Il lungo viaggio di Wally
Un viaggio lungo quattromila chilometri è stato quello intrapreso per caso da Wally.
Dal circolo polare artico Wally si è spostato in Danimarca, Irlanda, Galles, soggiornato per breve tempo in Cornovaglia, per poi approdare a Les Sables-d’Olonne, sulle coste francesi.
Ma chi è Wally?
Wally è l’emblema del cambiamento climatico.
Battezzato con questo nome in riferimento al cartone animato Picchiarello, il tricheco Wally si è ritrovato tutto solo su una lastra di ghiaccio, che a causa del surriscaldamento globale si è staccata. Le correnti hanno poi trasportato il tricheco lontano dalla sua casa il Polo Nord.
Secondo quanto riferiscono gli esperti erano anni ormai, dal secolo scorso, che un esemplare di questa specie non faceva la sua comparsa a queste latitudini ed è chiaro che la causa sia il riscaldamento degli oceani.
Il tricheco risulta essere in buone condizioni fisiche e si è placidamente addormentato sugli scogli della cittadina francese, attirando turisti e curiosi locali che avevano, con molta probabilità, visto un animale di questa specie solo nei documentari.
Gli studiosi dell’Observatoire Pelagis monitorano la salute di Wally e stanno valutando la possibilità di riportarlo nel suo habitat naturale, per garantirgli maggiori possibilità di sopravvivenza.
Il riscaldamento globale dovuto all’inquinamento porterà molti altri Wally lontano dal loro ambiente naturale e la vita stessa di alcune specie è in pericolo. Gli oceani sono minacciati dalla grande quantità di plastica, spesso scambiata per cibo da pesci, delfini e tartarughe, ma anche dall’inquinamento prodotto dall’agricoltura, dalla pesca intensiva e dalle grandi navi.
Secondo i dati forniti dalla International Union for Conservation of Nature, il 5% delle specie marine conosciute sono a rischio estinzione, ossia circa 1414!
Mentre Wally era sballottato spaurito su una lastra di ghiaccio tra le onde, una nave mercantile al largo dello Sri Lanka prendeva fuoco sotto gli occhi del mondo.
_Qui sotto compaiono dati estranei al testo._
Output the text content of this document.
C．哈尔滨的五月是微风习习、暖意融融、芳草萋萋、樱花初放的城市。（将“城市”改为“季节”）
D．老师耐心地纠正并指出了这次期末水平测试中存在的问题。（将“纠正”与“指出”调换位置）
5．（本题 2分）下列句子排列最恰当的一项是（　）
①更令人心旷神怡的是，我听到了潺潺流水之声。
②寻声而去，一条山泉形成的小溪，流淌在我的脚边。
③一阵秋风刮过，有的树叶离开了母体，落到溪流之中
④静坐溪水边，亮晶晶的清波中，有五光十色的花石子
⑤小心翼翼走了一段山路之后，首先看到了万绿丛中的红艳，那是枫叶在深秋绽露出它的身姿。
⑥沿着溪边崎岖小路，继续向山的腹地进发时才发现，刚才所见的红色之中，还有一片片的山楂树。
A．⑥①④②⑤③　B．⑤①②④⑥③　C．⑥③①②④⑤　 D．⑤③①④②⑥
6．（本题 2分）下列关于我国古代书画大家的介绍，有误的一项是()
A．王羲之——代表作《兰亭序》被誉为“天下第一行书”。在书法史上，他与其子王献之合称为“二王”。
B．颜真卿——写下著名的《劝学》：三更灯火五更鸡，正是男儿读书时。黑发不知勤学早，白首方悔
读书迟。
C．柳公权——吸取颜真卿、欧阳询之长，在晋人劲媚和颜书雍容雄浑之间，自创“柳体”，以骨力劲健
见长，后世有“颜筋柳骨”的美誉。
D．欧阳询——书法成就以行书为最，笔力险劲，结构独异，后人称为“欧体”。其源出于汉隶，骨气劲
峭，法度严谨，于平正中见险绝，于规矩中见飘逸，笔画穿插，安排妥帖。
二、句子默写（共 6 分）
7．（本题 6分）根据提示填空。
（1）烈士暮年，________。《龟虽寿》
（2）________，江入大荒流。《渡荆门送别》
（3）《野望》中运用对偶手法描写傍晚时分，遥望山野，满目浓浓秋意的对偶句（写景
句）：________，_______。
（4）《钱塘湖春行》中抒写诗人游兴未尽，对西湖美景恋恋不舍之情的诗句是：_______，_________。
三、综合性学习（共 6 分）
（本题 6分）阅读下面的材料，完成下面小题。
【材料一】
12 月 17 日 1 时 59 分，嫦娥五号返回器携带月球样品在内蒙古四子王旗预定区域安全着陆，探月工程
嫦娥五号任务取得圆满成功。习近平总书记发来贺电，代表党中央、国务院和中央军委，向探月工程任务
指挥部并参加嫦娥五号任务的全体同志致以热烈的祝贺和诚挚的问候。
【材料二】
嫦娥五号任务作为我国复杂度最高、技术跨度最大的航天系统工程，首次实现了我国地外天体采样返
La MV X-Press Pearl, battente la bandiera di Singapore, partita dall’India e diretta a Colombo, per tredici giorni ha bruciato vicino alle coste dello Sri Lanka e inutili sono stati tutti i tentativi fatti per portarla quanto più possibile lontano, in mare aperto.
Stando alle indagini, ancora in corso, l’incendio è stato innescato dalla fuoriuscita di acido nitrico, di cui l’equipaggio era a conoscenza da 10 giorni prima che le fiamme avvolgessero la nave, arrivando poi al tragico ed inevitabile epilogo del suo affondamento.
Si ritiene che questo sia stato uno fra i peggiori disastri ambientali di sempre: la nave trasportava infatti sostanze altamente tossiche che si sono disperse. Acido nitrico, idrossido di carbonio, plastiche grezze usate per la fabbricazione di buste e cosmetici ed il carburante della nave, hanno invaso le acque e le spiagge.
Incalcolabile è il danno inferto alla pesca, agli animali, ai coralli ed anche alle foreste di mangrovie. Molti mesi ci vorranno per pulire in parte quanto uscito dai container della nave, ma alla fauna e alla flora occorreranno moltissimi anni per rigenerarsi completamente.
Che la causa di questa devastazione sia l’uomo è ovviamente chiaro, ma meno chiaro è il perchè l’essere umano si ostini imperterrito a distruggere il posto in cui vive.
Il punto di non ritorno ormai è quasi arrivato ma l’inquinamento da noi prodotto continua ad essere troppo elevato.